The analyst consensus mean target of $193.52 implies roughly 10% upside from current levels, which is a reasonable but not dramatic cushion. The more interesting question for valuation purposes is whether EPS continues to recover toward levels that bring the current P/E down naturally over time. If freight market normalization continues and CHRW’s cost structure improvements hold, the earnings trajectory supports a more reasonable-looking multiple on a forward basis. At $175.91 with a market cap above $20.8 billion, the stock is pricing in execution success rather than leaving much margin for operational disappointment.

Risks and Considerations

The freight brokerage business is structurally cyclical, and CHRW’s financial results have demonstrated that reality vividly over the past several years. Revenue of $16.23 billion and recovering margins reflect improvement, but the underlying freight market can shift quickly with changes in industrial production, consumer spending, or trade policy. Any renewed softening in demand or oversupply of carrier capacity could compress the pricing spreads that drive profitability, and the company has limited ability to hedge against macro-driven volume and pricing swings.

The current valuation introduces its own layer of risk. A P/E of 36.50 leaves little room for earnings disappointment, and if the freight recovery stalls or reverses, the multiple compression could be painful even if the dividend remains intact. The stock’s round trip from the low $80s to nearly $200 and back toward $175 in the span of a year illustrates how quickly sentiment can shift when freight fundamentals change direction.

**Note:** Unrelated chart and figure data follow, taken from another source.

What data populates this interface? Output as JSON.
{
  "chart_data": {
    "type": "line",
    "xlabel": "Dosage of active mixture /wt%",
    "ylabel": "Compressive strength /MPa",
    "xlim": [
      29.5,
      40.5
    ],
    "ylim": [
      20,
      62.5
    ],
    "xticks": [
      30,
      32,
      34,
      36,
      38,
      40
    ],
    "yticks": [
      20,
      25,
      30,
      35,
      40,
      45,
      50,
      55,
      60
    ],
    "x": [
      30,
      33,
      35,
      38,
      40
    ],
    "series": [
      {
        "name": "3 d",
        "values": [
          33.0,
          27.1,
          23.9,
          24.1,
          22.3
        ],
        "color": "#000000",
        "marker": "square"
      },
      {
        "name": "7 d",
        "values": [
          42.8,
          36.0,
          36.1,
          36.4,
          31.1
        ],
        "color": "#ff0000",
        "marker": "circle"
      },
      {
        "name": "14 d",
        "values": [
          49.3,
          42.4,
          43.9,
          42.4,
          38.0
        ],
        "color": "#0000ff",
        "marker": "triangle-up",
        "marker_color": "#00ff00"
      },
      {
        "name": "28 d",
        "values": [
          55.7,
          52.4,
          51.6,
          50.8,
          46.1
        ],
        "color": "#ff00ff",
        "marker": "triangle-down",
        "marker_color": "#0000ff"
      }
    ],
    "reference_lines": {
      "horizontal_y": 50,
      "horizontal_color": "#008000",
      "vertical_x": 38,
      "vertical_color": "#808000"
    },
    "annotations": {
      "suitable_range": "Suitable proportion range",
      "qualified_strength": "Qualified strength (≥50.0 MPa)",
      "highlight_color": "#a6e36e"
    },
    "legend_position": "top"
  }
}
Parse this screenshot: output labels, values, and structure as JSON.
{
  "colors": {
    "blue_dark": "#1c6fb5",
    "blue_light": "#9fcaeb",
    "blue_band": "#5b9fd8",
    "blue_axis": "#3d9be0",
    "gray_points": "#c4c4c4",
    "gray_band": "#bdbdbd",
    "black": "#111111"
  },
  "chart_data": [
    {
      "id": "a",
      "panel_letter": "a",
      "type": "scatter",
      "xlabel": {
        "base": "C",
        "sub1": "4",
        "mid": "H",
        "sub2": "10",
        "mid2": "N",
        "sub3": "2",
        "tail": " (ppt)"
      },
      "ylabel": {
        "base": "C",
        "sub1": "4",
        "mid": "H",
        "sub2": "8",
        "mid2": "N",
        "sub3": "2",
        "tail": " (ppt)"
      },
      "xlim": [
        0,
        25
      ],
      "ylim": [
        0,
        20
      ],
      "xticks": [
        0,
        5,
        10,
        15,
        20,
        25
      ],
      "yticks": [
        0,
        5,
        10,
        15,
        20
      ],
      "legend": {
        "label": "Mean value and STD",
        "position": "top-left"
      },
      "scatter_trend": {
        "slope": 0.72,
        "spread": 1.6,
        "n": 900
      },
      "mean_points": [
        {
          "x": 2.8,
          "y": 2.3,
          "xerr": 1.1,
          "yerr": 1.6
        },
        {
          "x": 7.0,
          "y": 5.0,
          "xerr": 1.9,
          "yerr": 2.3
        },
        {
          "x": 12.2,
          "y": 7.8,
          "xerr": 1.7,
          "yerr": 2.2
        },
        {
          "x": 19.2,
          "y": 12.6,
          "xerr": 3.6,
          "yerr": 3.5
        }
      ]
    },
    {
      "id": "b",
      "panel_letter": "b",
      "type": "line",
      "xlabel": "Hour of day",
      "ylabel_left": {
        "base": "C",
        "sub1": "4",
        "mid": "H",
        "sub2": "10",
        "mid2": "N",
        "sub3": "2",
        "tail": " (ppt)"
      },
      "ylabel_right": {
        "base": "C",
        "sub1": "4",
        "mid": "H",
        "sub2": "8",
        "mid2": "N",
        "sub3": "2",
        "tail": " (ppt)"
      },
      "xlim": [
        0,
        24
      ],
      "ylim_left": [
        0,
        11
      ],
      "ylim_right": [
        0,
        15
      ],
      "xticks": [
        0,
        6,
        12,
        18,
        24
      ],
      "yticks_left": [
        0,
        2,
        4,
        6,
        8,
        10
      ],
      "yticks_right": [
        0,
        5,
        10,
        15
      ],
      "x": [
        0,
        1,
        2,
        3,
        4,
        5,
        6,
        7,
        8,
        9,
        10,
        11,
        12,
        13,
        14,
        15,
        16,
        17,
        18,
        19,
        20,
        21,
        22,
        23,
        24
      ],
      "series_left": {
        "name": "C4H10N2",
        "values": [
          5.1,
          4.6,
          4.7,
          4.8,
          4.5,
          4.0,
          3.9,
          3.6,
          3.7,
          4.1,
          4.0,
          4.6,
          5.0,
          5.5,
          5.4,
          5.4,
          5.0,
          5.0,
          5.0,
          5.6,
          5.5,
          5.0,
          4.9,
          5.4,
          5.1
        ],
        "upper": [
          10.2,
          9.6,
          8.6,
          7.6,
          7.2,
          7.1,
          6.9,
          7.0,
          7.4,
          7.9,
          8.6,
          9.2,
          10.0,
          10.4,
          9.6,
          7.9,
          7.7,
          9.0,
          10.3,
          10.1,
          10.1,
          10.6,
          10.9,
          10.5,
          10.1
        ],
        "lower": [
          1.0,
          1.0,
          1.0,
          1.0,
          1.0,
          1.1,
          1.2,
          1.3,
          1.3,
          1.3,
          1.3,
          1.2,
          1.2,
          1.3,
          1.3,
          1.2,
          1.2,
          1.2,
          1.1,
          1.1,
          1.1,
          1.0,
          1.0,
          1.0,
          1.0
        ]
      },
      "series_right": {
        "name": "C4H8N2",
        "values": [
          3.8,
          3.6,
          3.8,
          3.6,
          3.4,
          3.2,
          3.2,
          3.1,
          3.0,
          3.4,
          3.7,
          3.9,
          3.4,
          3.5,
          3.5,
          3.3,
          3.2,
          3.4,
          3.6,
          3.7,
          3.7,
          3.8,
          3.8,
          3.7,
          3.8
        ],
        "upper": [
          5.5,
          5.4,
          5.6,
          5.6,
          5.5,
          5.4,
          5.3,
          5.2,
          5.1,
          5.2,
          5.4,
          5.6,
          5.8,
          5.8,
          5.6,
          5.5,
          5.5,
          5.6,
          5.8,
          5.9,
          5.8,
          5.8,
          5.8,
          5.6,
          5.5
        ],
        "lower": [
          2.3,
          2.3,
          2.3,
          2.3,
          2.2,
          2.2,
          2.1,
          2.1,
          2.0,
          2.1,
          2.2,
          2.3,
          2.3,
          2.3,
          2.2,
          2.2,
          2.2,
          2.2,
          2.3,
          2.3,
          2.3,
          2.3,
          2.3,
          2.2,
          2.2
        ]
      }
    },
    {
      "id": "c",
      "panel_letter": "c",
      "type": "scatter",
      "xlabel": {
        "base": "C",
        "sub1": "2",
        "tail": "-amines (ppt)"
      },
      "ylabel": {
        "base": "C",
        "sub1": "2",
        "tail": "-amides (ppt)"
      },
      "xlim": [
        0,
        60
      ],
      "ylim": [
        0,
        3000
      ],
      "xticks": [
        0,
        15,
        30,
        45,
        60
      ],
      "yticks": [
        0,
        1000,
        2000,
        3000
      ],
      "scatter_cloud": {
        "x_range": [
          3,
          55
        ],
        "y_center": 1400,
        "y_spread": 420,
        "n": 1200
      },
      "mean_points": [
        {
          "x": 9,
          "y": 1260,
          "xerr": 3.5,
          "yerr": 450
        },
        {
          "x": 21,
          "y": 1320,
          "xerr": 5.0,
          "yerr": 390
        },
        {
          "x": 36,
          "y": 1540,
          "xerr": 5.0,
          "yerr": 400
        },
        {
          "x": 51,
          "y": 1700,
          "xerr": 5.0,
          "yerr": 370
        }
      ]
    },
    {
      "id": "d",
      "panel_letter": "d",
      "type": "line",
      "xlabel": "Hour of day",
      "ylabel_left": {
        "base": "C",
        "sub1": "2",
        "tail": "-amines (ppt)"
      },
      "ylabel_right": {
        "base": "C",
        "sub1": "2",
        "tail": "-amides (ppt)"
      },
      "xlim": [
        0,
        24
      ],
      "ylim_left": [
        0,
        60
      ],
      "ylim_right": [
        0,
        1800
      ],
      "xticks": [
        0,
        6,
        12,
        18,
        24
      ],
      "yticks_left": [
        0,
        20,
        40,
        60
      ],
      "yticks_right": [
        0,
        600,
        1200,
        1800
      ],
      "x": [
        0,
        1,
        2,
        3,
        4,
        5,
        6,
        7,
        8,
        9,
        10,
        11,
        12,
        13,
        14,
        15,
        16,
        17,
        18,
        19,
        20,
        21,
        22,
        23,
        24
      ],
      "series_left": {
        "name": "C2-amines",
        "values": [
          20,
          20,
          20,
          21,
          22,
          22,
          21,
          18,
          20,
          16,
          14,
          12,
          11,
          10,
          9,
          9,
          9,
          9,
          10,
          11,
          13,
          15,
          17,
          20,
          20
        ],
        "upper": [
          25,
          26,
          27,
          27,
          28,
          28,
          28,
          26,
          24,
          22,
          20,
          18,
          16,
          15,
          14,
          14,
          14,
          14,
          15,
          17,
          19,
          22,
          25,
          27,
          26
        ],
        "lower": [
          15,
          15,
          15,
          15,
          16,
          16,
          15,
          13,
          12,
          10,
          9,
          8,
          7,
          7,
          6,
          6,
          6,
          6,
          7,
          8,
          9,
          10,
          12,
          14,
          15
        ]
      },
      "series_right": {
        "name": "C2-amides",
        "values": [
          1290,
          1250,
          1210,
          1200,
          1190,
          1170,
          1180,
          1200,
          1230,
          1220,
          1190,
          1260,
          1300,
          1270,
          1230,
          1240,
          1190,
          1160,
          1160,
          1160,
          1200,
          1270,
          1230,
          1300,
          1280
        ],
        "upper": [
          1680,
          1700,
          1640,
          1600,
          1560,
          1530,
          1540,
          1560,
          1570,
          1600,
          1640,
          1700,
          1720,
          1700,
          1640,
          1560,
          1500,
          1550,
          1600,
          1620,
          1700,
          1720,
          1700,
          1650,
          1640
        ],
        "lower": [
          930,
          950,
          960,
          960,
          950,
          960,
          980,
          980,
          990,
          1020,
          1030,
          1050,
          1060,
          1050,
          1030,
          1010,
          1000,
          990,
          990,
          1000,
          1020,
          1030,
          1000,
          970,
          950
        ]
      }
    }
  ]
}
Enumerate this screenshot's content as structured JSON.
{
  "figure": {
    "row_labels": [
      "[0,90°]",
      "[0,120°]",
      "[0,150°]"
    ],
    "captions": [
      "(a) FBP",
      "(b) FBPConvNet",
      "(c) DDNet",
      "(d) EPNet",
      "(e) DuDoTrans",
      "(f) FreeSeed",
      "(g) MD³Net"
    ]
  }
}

Competition from technology-enabled freight platforms continues to intensify. Startups and well-capitalized incumbents alike are investing heavily in digital brokerage capabilities, and while CHRW’s scale provides a durable advantage, the pace of innovation in load matching, carrier onboarding, and real-time pricing requires sustained investment to maintain. Any slowdown in the company’s technology buildout relative to competitors could erode the market share gains that have been a key part of the recent narrative.

Global trade policy remains a source of uncertainty that is particularly relevant for the Global Forwarding division. Tariff changes, shipping lane disruptions, and geopolitical tensions can shift ocean and air freight volumes in ways that are difficult to anticipate. The company’s international exposure, while a source of earnings diversification, also introduces regulatory and compliance complexity that carries ongoing cost and risk.

Final Thoughts

C.H. Robinson has executed meaningfully on its transformation agenda over the past two years, and the financial results are beginning to reflect that work. Operating cash flow above $914 million, a recovering earnings base, and a dividend that has been raised twice in recent quarters all point to a business that has moved past the worst of the freight cycle and is now generating the kind of returns that justify investor confidence. The dividend at $2.52 annually with a payout ratio of 51.55% is well-covered and positioned for continued growth.

The honest caveat for income investors entering at $175.91 is that the yield of 1.40% is not the reason to own this stock today. The reason is the combination of dividend safety, earnings recovery momentum, and a management team that has demonstrated genuine operational discipline in a notoriously difficult industry. For patient investors willing to accept a modest current yield in exchange for a durable, growing dividend backed by strong free cash flow and a recovering earnings trajectory, CHRW offers a compelling long-term case in the industrials space.